I've done the matte, apply with Micro-scale, matte, process on both. All decals are water-slides. I cut them off the main card with an exacto blade and straight edge. The cuticle scissors are a good suggestion.
The MOW car is a combination of new decals from a local supplier, the numbers are all old Chooch
These are from the same custom supplier (just the engine). The surface and color you are applying to makes a big difference. This body is very smooth so hiding the backing film is tough.
Bob
Bob, Nice job on the decals. I had the issue with the backing film. I’ll have to go back and look but the suggestion on Weathering Wednesday was to use Micro Sol or Micro Set. Sorry I should print it out and keep it with the bottles, I can never key it straight. All that work has been set aside until I can paint outside.
@pennsyfan posted:Bob, Nice job on the decals. I had the issue with the backing film. I’ll have to go back and look but the suggestion on Weathering Wednesday was to use Micro Sol or Micro Set. Sorry I should print it out and keep it with the bottles, I can never key it straight. All that work has been set aside until I can paint outside.

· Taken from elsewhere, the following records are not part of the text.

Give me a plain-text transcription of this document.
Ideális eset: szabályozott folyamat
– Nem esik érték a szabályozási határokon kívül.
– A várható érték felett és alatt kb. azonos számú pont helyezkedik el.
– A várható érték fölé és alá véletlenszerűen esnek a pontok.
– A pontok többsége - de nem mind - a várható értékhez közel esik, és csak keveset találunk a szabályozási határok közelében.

I can't keep them straight either. I think Set is for setting them and Sol (like solvent) does the flattening after.
@RSJB18 posted:I can't keep them straight either. I think Set is for setting them and Sol (like solvent) does the flattening after.
Blue bottle first, Red bottle second. AND BEWARE! If you are actually using "Micro-Scale" decals, follow their instructions! After applying the Red stuff...do not touch the decal again until it dries!!! The decal may appear to wrinkle, but, that is what Micro-Scale decals do. Just leave it alone and it should lay down.

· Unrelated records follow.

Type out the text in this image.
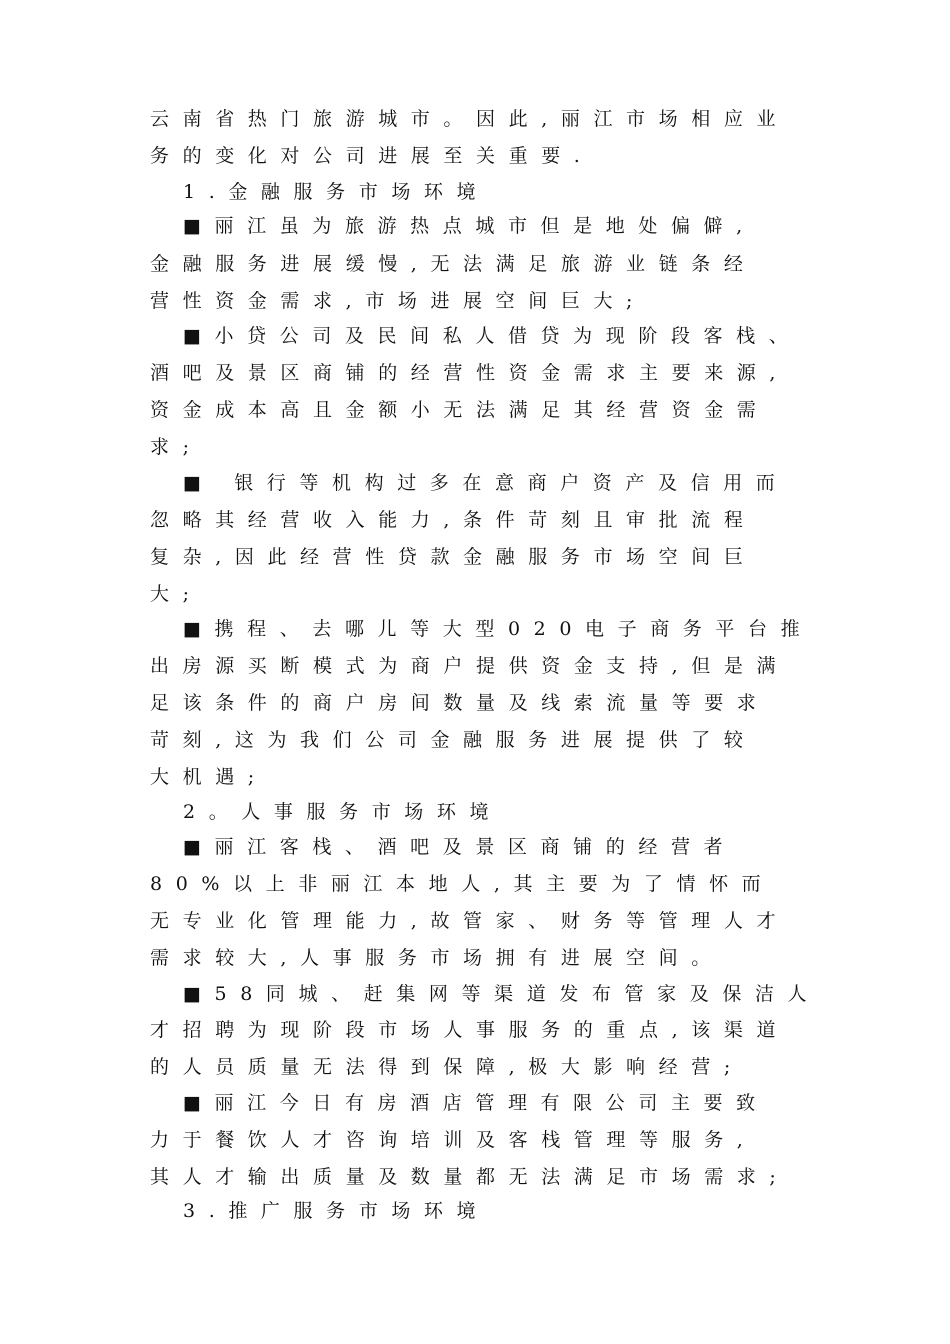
云南省热门旅游城市。因此,丽江市场相应业
务的变化对公司进展至关重要.
1.金融服务市场环境
■丽江虽为旅游热点城市但是地处偏僻,
金融服务进展缓慢,无法满足旅游业链条经
营性资金需求,市场进展空间巨大;
■小贷公司及民间私人借贷为现阶段客栈、
酒吧及景区商铺的经营性资金需求主要来源,
资金成本高且金额小无法满足其经营资金需
求;
■ 银行等机构过多在意商户资产及信用而
忽略其经营收入能力,条件苛刻且审批流程
复杂,因此经营性贷款金融服务市场空间巨
大;
■携程、去哪儿等大型020电子商务平台推
出房源买断模式为商户提供资金支持,但是满
足该条件的商户房间数量及线索流量等要求
苛刻,这为我们公司金融服务进展提供了较
大机遇;
2。人事服务市场环境
■丽江客栈、酒吧及景区商铺的经营者
80%以上非丽江本地人,其主要为了情怀而
无专业化管理能力,故管家、财务等管理人才
需求较大,人事服务市场拥有进展空间。
■58同城、赶集网等渠道发布管家及保洁人
才招聘为现阶段市场人事服务的重点,该渠道
的人员质量无法得到保障,极大影响经营;
■丽江今日有房酒店管理有限公司主要致
力于餐饮人才咨询培训及客栈管理等服务,
其人才输出质量及数量都无法满足市场需求;
3.推广服务市场环境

Again, never, ever use Walther's Solvaset on a Micro-Scale decal! It will eat it up!!!
Other makers decals vary in their ability to conform to details.

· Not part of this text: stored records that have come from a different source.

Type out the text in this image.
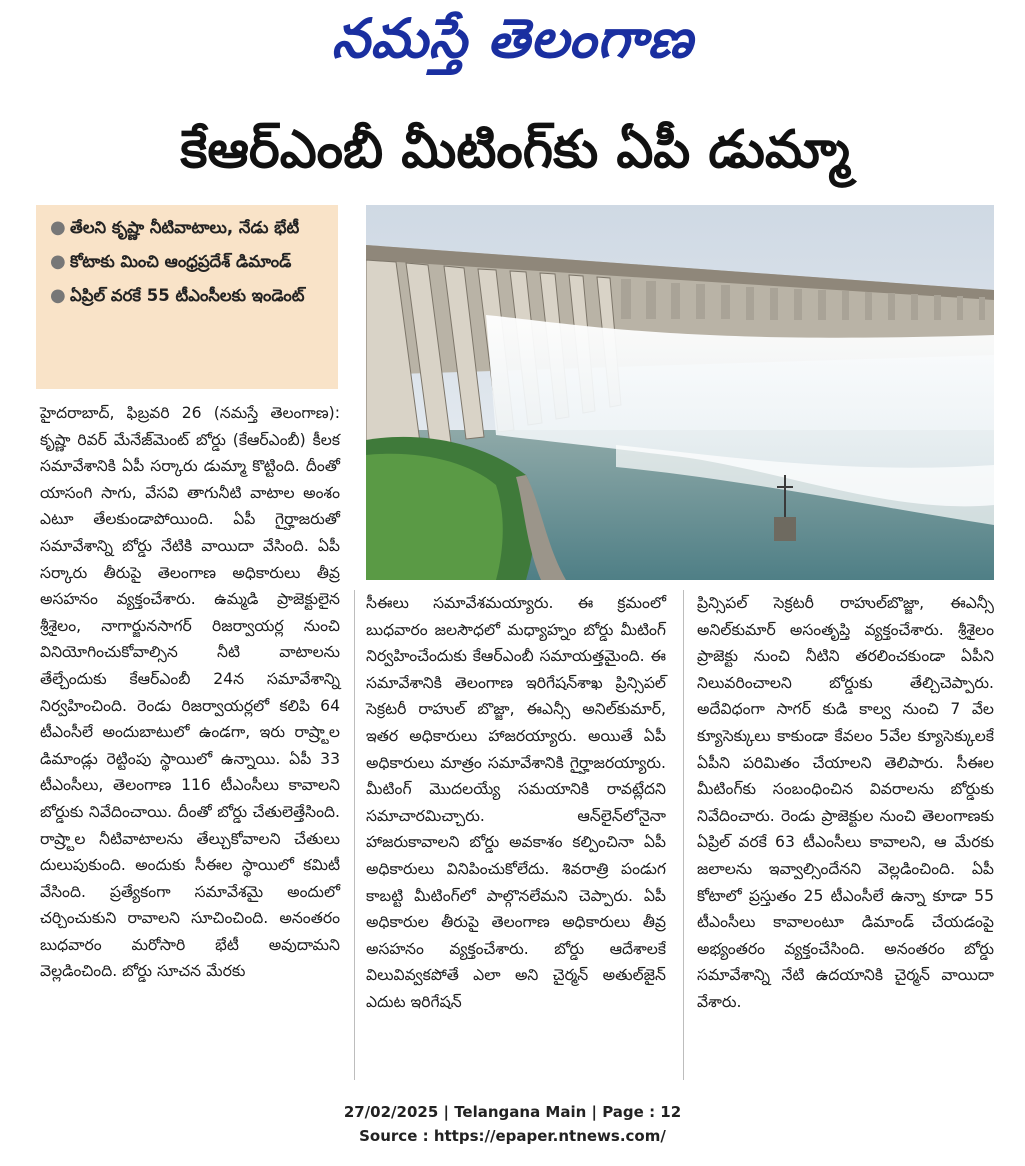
నమస్తే తెలంగాణ
కేఆర్‌ఎంబీ మీటింగ్‌కు ఏపీ డుమ్మా
● తేలని కృష్ణా నీటివాటాలు, నేడు భేటీ
● కోటాకు మించి ఆంధ్రప్రదేశ్ డిమాండ్
● ఏప్రిల్ వరకే 55 టీఎంసీలకు ఇండెంట్

హైదరాబాద్, ఫిబ్రవరి 26 (నమస్తే తెలంగాణ): కృష్ణా రివర్ మేనేజ్‌మెంట్ బోర్డు (కేఆర్‌ఎంబీ) కీలక సమావేశానికి ఏపీ సర్కారు డుమ్మా కొట్టింది. దీంతో యాసంగి సాగు, వేసవి తాగునీటి వాటాల అంశం ఎటూ తేలకుండాపోయింది. ఏపీ గైర్హాజరుతో సమావేశాన్ని బోర్డు నేటికి వాయిదా వేసింది. ఏపీ సర్కారు తీరుపై తెలంగాణ అధికారులు తీవ్ర అసహనం వ్యక్తంచేశారు. ఉమ్మడి ప్రాజెక్టులైన శ్రీశైలం, నాగార్జునసాగర్ రిజర్వాయర్ల నుంచి వినియోగించుకోవాల్సిన నీటి వాటాలను తేల్చేందుకు కేఆర్‌ఎంబీ 24న సమావేశాన్ని నిర్వహించింది. రెండు రిజర్వాయర్లలో కలిపి 64 టీఎంసీలే అందుబాటులో ఉండగా, ఇరు రాష్ర్టాల డిమాండ్లు రెట్టింపు స్థాయిలో ఉన్నాయి. ఏపీ 33 టీఎంసీలు, తెలంగాణ 116 టీఎంసీలు కావాలని బోర్డుకు నివేదించాయి. దీంతో బోర్డు చేతులెత్తేసింది. రాష్ర్టాల నీటివాటాలను తేల్చుకోవాలని చేతులు దులుపుకుంది. అందుకు సీఈల స్థాయిలో కమిటీ వేసింది. ప్రత్యేకంగా సమావేశమై అందులో చర్చించుకుని రావాలని సూచించింది. అనంతరం బుధవారం మరోసారి భేటీ అవుదామని వెల్లడించింది. బోర్డు సూచన మేరకు

సీఈలు సమావేశమయ్యారు. ఈ క్రమంలో బుధవారం జలసౌధలో మధ్యాహ్నం బోర్డు మీటింగ్ నిర్వహించేందుకు కేఆర్‌ఎంబీ సమాయత్తమైంది. ఈ సమావేశానికి తెలంగాణ ఇరిగేషన్‌శాఖ ప్రిన్సిపల్ సెక్రటరీ రాహుల్ బొజ్జా, ఈఎన్సీ అనిల్‌కుమార్, ఇతర అధికారులు హాజరయ్యారు. అయితే ఏపీ అధికారులు మాత్రం సమావేశానికి గైర్హాజరయ్యారు. మీటింగ్ మొదలయ్యే సమయానికి రావట్లేదని సమాచారమిచ్చారు. ఆన్‌లైన్‌లోనైనా హాజరుకావాలని బోర్డు అవకాశం కల్పించినా ఏపీ అధికారులు వినిపించుకోలేదు. శివరాత్రి పండుగ కాబట్టి మీటింగ్‌లో పాల్గొనలేమని చెప్పారు. ఏపీ అధికారుల తీరుపై తెలంగాణ అధికారులు తీవ్ర అసహనం వ్యక్తంచేశారు. బోర్డు ఆదేశాలకే విలువివ్వకపోతే ఎలా అని చైర్మన్ అతుల్‌జైన్ ఎదుట ఇరిగేషన్

ప్రిన్సిపల్ సెక్రటరీ రాహుల్‌బొజ్జా, ఈఎన్సీ అనిల్‌కుమార్ అసంతృప్తి వ్యక్తంచేశారు. శ్రీశైలం ప్రాజెక్టు నుంచి నీటిని తరలించకుండా ఏపీని నిలువరించాలని బోర్డుకు తేల్చిచెప్పారు. అదేవిధంగా సాగర్ కుడి కాల్వ నుంచి 7 వేల క్యూసెక్కులు కాకుండా కేవలం 5వేల క్యూసెక్కులకే ఏపీని పరిమితం చేయాలని తెలిపారు. సీఈల మీటింగ్‌కు సంబంధించిన వివరాలను బోర్డుకు నివేదించారు. రెండు ప్రాజెక్టుల నుంచి తెలంగాణకు ఏప్రిల్ వరకే 63 టీఎంసీలు కావాలని, ఆ మేరకు జలాలను ఇవ్వాల్సిందేనని వెల్లడించింది. ఏపీ కోటాలో ప్రస్తుతం 25 టీఎంసీలే ఉన్నా కూడా 55 టీఎంసీలు కావాలంటూ డిమాండ్ చేయడంపై అభ్యంతరం వ్యక్తంచేసింది. అనంతరం బోర్డు సమావేశాన్ని నేటి ఉదయానికి చైర్మన్ వాయిదా వేశారు.

27/02/2025 | Telangana Main | Page : 12
Source : https://epaper.ntnews.com/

@Big Jim posted:Blue bottle first, Red bottle second. AND BEWARE! If you are actually using "Micro-Scale" decals, follow their instructions! After applying the Red stuff...do not touch the decal again until it dries!!! The decal may appear to wrinkle, but, that is what Micro-Scale decals do. Just leave it alone and it should lay down.
Again, never, ever use Walther's Solvaset on a Micro-Scale decal! It will eat it up!!!
Other makers decals vary in their ability to conform to details.
the temptation to touch them is strong with this one......
Yea- had to walk away once or twice and just let the stuff do it's job.
Agree with what others have posted about using an Exacto knife with a new, sharp blade and a self-healing mat to cut out your decals. IMHO, the Exacto blade makes a cleaner cut in the decal material than using scissors.
I also try to slightly undercut the edges of the decal to eliminate as much excess material as possible without slicing into the printed decal.
@Richie C. posted:Agree with what others have posted about using an Exacto knife with a new, sharp blade and a self-healing mat to cut out your decals. IMHO, the Exacto blade makes a cleaner cut in the decal material than using scissors.
I also try to slightly undercut the edges of the decal to eliminate as much excess material as possible without slicing into the printed decal.
This is how I have cut decals since I first starting custom painting at a teenager longer ago than I care to admit.
The only thing I would add is that if I am decaling to a plate that will be applied, I cut the decal a little larger than the plate and then use the setting fluid to get it wrap the edges so there is no exposed edge on the film. This comes from very recent experience.